More than half a million people in the UK suffer from AMD, yet in the survey conducted by Novartis Pharmaceuticals UK and the charity the Royal National Institute for the Blind, 44% of respondents knew nothing about the condition while nine out of 10 failed to correctly identify its symptoms.

“These are alarming findings which mean that thousands could be vulnerable to late diagnosis,” warned Ophthalmologist Mr Kevin Gregory-Evans from Western Eye Hospital and Imperial College London. “In some cases this could lead to avoidable sight loss.”

AMD affects people aged 55 or over but can remain undiagnosed for some time, often only being detected after serious loss of visual function. Risk factors include: age; smoking; family history of AMD; cardiovascular disease; and being Caucasian. Symptoms are: blurred vision; distortion of straight lines; blind spots; and loss of central vision.

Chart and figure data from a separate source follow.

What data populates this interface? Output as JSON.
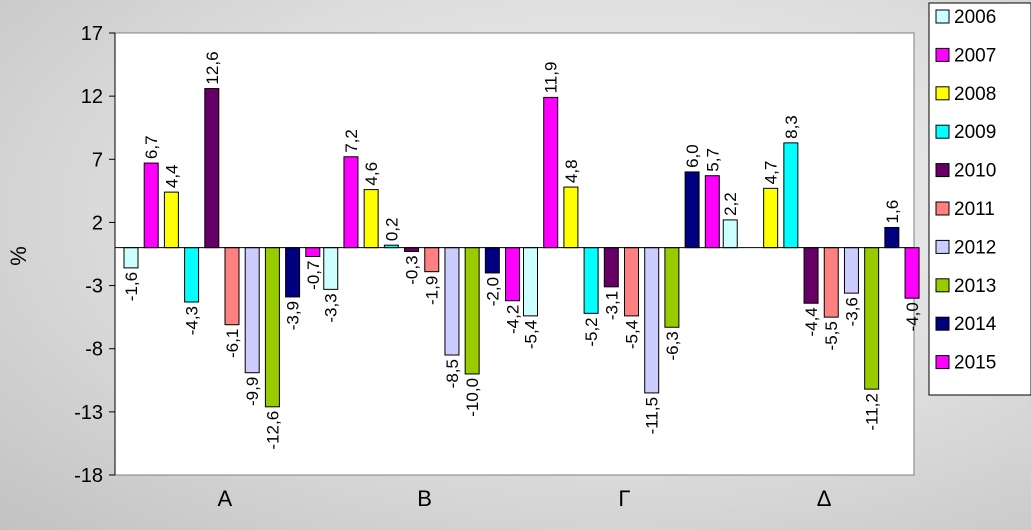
{
  "chart_data": {
    "type": "bar",
    "ylabel": "%",
    "xlabel": "",
    "ylim": [
      -18,
      17
    ],
    "yticks": [
      "17",
      "12",
      "7",
      "2",
      "-3",
      "-8",
      "-13",
      "-18"
    ],
    "categories": [
      "Α",
      "Β",
      "Γ",
      "Δ"
    ],
    "legend_position": "right",
    "grid": false,
    "series": [
      {
        "name": "2006",
        "color": "#ccffff",
        "values": [
          -1.6,
          -3.3,
          -5.4,
          2.2
        ],
        "labels": [
          "-1,6",
          "-3,3",
          "-5,4",
          "2,2"
        ]
      },
      {
        "name": "2007",
        "color": "#ff00ff",
        "values": [
          6.7,
          7.2,
          11.9,
          null
        ],
        "labels": [
          "6,7",
          "7,2",
          "11,9",
          ""
        ]
      },
      {
        "name": "2008",
        "color": "#ffff00",
        "values": [
          4.4,
          4.6,
          4.8,
          4.7
        ],
        "labels": [
          "4,4",
          "4,6",
          "4,8",
          "4,7"
        ]
      },
      {
        "name": "2009",
        "color": "#00ffff",
        "values": [
          -4.3,
          0.2,
          -5.2,
          8.3
        ],
        "labels": [
          "-4,3",
          "0,2",
          "-5,2",
          "8,3"
        ]
      },
      {
        "name": "2010",
        "color": "#660066",
        "values": [
          12.6,
          -0.3,
          -3.1,
          -4.4
        ],
        "labels": [
          "12,6",
          "-0,3",
          "-3,1",
          "-4,4"
        ]
      },
      {
        "name": "2011",
        "color": "#ff8080",
        "values": [
          -6.1,
          -1.9,
          -5.4,
          -5.5
        ],
        "labels": [
          "-6,1",
          "-1,9",
          "-5,4",
          "-5,5"
        ]
      },
      {
        "name": "2012",
        "color": "#ccccff",
        "values": [
          -9.9,
          -8.5,
          -11.5,
          -3.6
        ],
        "labels": [
          "-9,9",
          "-8,5",
          "-11,5",
          "-3,6"
        ]
      },
      {
        "name": "2013",
        "color": "#99cc00",
        "values": [
          -12.6,
          -10.0,
          -6.3,
          -11.2
        ],
        "labels": [
          "-12,6",
          "-10,0",
          "-6,3",
          "-11,2"
        ]
      },
      {
        "name": "2014",
        "color": "#000080",
        "values": [
          -3.9,
          -2.0,
          6.0,
          1.6
        ],
        "labels": [
          "-3,9",
          "-2,0",
          "6,0",
          "1,6"
        ]
      },
      {
        "name": "2015",
        "color": "#ff00ff",
        "values": [
          -0.7,
          -4.2,
          5.7,
          -4.0
        ],
        "labels": [
          "-0,7",
          "-4,2",
          "5,7",
          "-4,0"
        ]
      }
    ]
  }
}
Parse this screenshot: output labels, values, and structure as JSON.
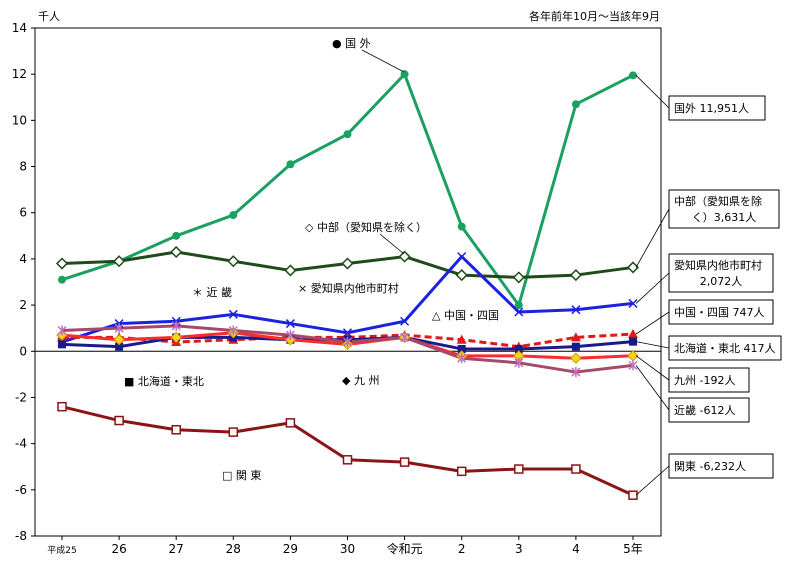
{
  "chart_data": {
    "type": "line",
    "unit_label": "千人",
    "period_note": "各年前年10月～当該年9月",
    "ylim": [
      -8,
      14
    ],
    "yticks": [
      14,
      12,
      10,
      8,
      6,
      4,
      2,
      0,
      -2,
      -4,
      -6,
      -8
    ],
    "categories": [
      "平成25",
      "26",
      "27",
      "28",
      "29",
      "30",
      "令和元",
      "2",
      "3",
      "4",
      "5年"
    ],
    "series": [
      {
        "key": "kokugai",
        "name": "国 外",
        "marker_label": "● 国 外",
        "color": "#1aa060",
        "marker": "circle-filled",
        "dash": false,
        "width": 3,
        "values": [
          3.1,
          3.9,
          5.0,
          5.9,
          8.1,
          9.4,
          12.0,
          5.4,
          2.0,
          10.7,
          11.951
        ],
        "end_note": "国外 11,951人"
      },
      {
        "key": "chubu",
        "name": "中部（愛知県を除く）",
        "marker_label": "◇ 中部（愛知県を除く）",
        "color": "#1f4a1a",
        "marker": "diamond-open",
        "dash": false,
        "width": 3,
        "values": [
          3.8,
          3.9,
          4.3,
          3.9,
          3.5,
          3.8,
          4.1,
          3.3,
          3.2,
          3.3,
          3.631
        ],
        "end_note": "中部（愛知県を除く）3,631人"
      },
      {
        "key": "aichi",
        "name": "愛知県内他市町村",
        "marker_label": "× 愛知県内他市町村",
        "color": "#1a22e0",
        "marker": "x",
        "dash": false,
        "width": 3,
        "values": [
          0.4,
          1.2,
          1.3,
          1.6,
          1.2,
          0.8,
          1.3,
          4.1,
          1.7,
          1.8,
          2.072
        ],
        "end_note": "愛知県内他市町村 2,072人"
      },
      {
        "key": "chugoku",
        "name": "中国・四国",
        "marker_label": "△ 中国・四国",
        "color": "#e01818",
        "marker": "triangle",
        "dash": true,
        "width": 3,
        "values": [
          0.6,
          0.6,
          0.4,
          0.5,
          0.6,
          0.6,
          0.7,
          0.5,
          0.2,
          0.6,
          0.747
        ],
        "end_note": "中国・四国 747人"
      },
      {
        "key": "hokkaido",
        "name": "北海道・東北",
        "marker_label": "■ 北海道・東北",
        "color": "#1a1a8a",
        "marker": "square",
        "dash": false,
        "width": 3,
        "values": [
          0.3,
          0.2,
          0.6,
          0.6,
          0.5,
          0.5,
          0.6,
          0.1,
          0.1,
          0.2,
          0.417
        ],
        "end_note": "北海道・東北 417人"
      },
      {
        "key": "kyushu",
        "name": "九 州",
        "marker_label": "◆ 九 州",
        "color": "#ff2a2a",
        "marker": "diamond-yellow",
        "dash": false,
        "width": 3,
        "values": [
          0.7,
          0.5,
          0.6,
          0.8,
          0.5,
          0.3,
          0.6,
          -0.2,
          -0.2,
          -0.3,
          -0.192
        ],
        "end_note": "九州 -192人"
      },
      {
        "key": "kinki",
        "name": "近 畿",
        "marker_label": "＊ 近 畿",
        "color": "#a84868",
        "marker": "asterisk",
        "dash": false,
        "width": 3,
        "values": [
          0.9,
          1.0,
          1.1,
          0.9,
          0.7,
          0.4,
          0.6,
          -0.3,
          -0.5,
          -0.9,
          -0.612
        ],
        "end_note": "近畿 -612人"
      },
      {
        "key": "kanto",
        "name": "関 東",
        "marker_label": "□ 関 東",
        "color": "#8b1414",
        "marker": "square-open",
        "dash": false,
        "width": 3,
        "values": [
          -2.4,
          -3.0,
          -3.4,
          -3.5,
          -3.1,
          -4.7,
          -4.8,
          -5.2,
          -5.1,
          -5.1,
          -6.232
        ],
        "end_note": "関東 -6,232人"
      }
    ]
  }
}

However, although sight loss is a significant risk it is not inevitable, and early detection of the disease followed by prompt treatment could help to slow visual deterioration, the companies point out.

New campaign launched
Consequently, Novartis, which makes the wet-AMD drug Lucentis (ranibizumab), and the RNIB are launching a new campaign today called ‘be AMD aware’ to help raise awareness of the condition and to encourage people aged over 55 to have regular eye checks.

The campaign is centred around the tagline ‘Don’t turn a blind eye to AMD’, and will involve both print and TV advertising. In addition, a new website - www.beAMDaware.co.uk - has been set up to provide information on the disease.

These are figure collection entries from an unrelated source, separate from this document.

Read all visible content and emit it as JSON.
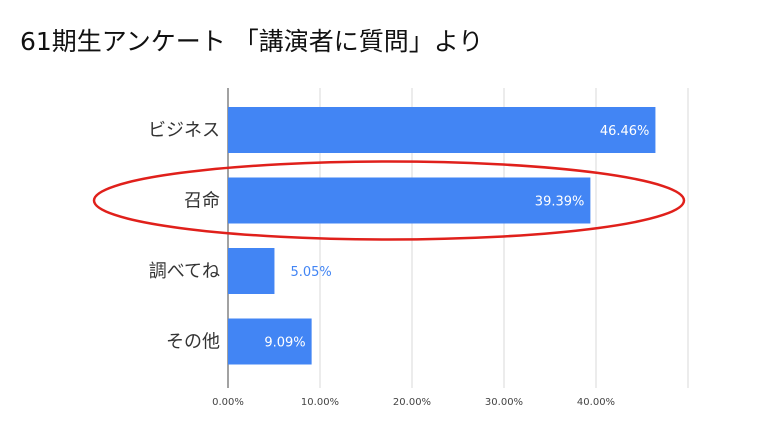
{
  "chart_data": {
    "type": "bar",
    "orientation": "horizontal",
    "title": "61期生アンケート 「講演者に質問」より",
    "categories": [
      "ビジネス",
      "召命",
      "調べてね",
      "その他"
    ],
    "values": [
      46.46,
      39.39,
      5.05,
      9.09
    ],
    "value_labels": [
      "46.46%",
      "39.39%",
      "5.05%",
      "9.09%"
    ],
    "xticks": [
      "0.00%",
      "10.00%",
      "20.00%",
      "30.00%",
      "40.00%"
    ],
    "xlim": [
      0,
      50
    ],
    "grid": true,
    "legend": "none",
    "bar_color": "#4285f4",
    "highlight": {
      "category": "召命",
      "shape": "ellipse",
      "color": "#e0201b"
    }
  }
}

“We hope the ‘be AMD aware’ campaign helps more people realise they need to look after their eye health, have regular eye checks and be vigilant to the symptoms of AMD, to catch it early,” commented Sonal Rughani, Optometrist from the RNIB.

NICE approval
Although there is currently no treatment available for dry AMD, patients with wet forms of the condition were given a new hope last autumn when the National Institute for Health and Clinical Excellence endorsed the use of Novartis’ Lucentis on the National Health Service for wet-AMD.

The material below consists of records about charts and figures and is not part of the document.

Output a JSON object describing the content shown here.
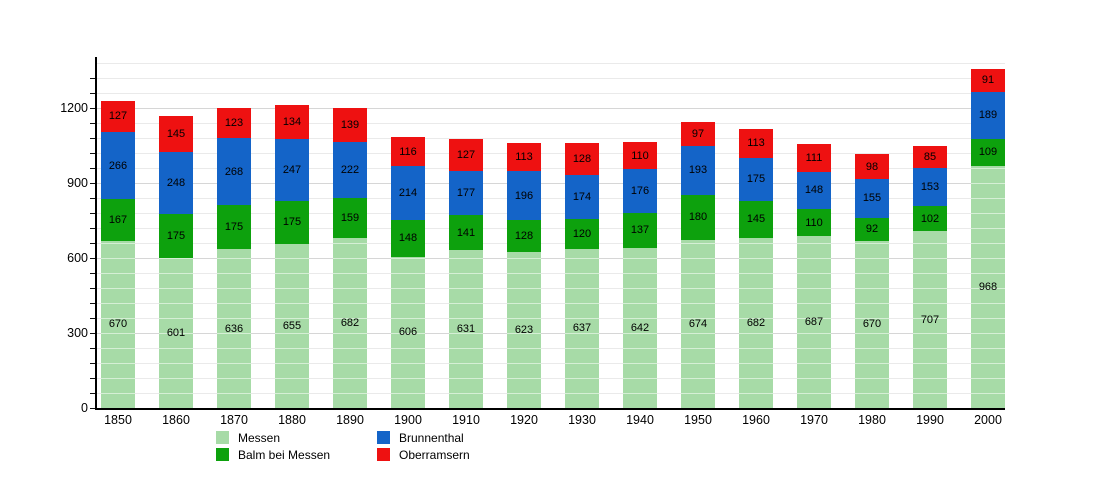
{
  "chart_data": {
    "type": "bar",
    "stacked": true,
    "title": "",
    "xlabel": "",
    "ylabel": "",
    "categories": [
      "1850",
      "1860",
      "1870",
      "1880",
      "1890",
      "1900",
      "1910",
      "1920",
      "1930",
      "1940",
      "1950",
      "1960",
      "1970",
      "1980",
      "1990",
      "2000"
    ],
    "series": [
      {
        "name": "Messen",
        "color": "#a7dba7",
        "values": [
          670,
          601,
          636,
          655,
          682,
          606,
          631,
          623,
          637,
          642,
          674,
          682,
          687,
          670,
          707,
          968
        ]
      },
      {
        "name": "Balm bei Messen",
        "color": "#0da10d",
        "values": [
          167,
          175,
          175,
          175,
          159,
          148,
          141,
          128,
          120,
          137,
          180,
          145,
          110,
          92,
          102,
          109
        ]
      },
      {
        "name": "Brunnenthal",
        "color": "#1464c8",
        "values": [
          266,
          248,
          268,
          247,
          222,
          214,
          177,
          196,
          174,
          176,
          193,
          175,
          148,
          155,
          153,
          189
        ]
      },
      {
        "name": "Oberramsern",
        "color": "#ee1111",
        "values": [
          127,
          145,
          123,
          134,
          139,
          116,
          127,
          113,
          128,
          110,
          97,
          113,
          111,
          98,
          85,
          91
        ]
      }
    ],
    "ylim": [
      0,
      1400
    ],
    "ytick_major": 300,
    "ytick_minor": 60,
    "ytick_labels": [
      "0",
      "300",
      "600",
      "900",
      "1200"
    ],
    "grid": true,
    "gridline_minor_color": "#eaeaea",
    "gridline_major_color": "#d6d6d6",
    "value_labels_shown": true,
    "legend_position": "bottom"
  }
}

The Institute had originally rejected the drug back in 2007, as well as Pfizer’s Macugen (pegaptanib), on grounds that they were not a cost-effective use of NHS resources. But it agreed to reconsider its position following a massive campaign led by the RNIB and eventually changed its mind on Lucentis, helped by Novartis’ offer of a cost-capping scheme.

Under the scheme, the NHS pays for treatment with Lucentis but Novartis will pick up the tab should more than 14 injections be required.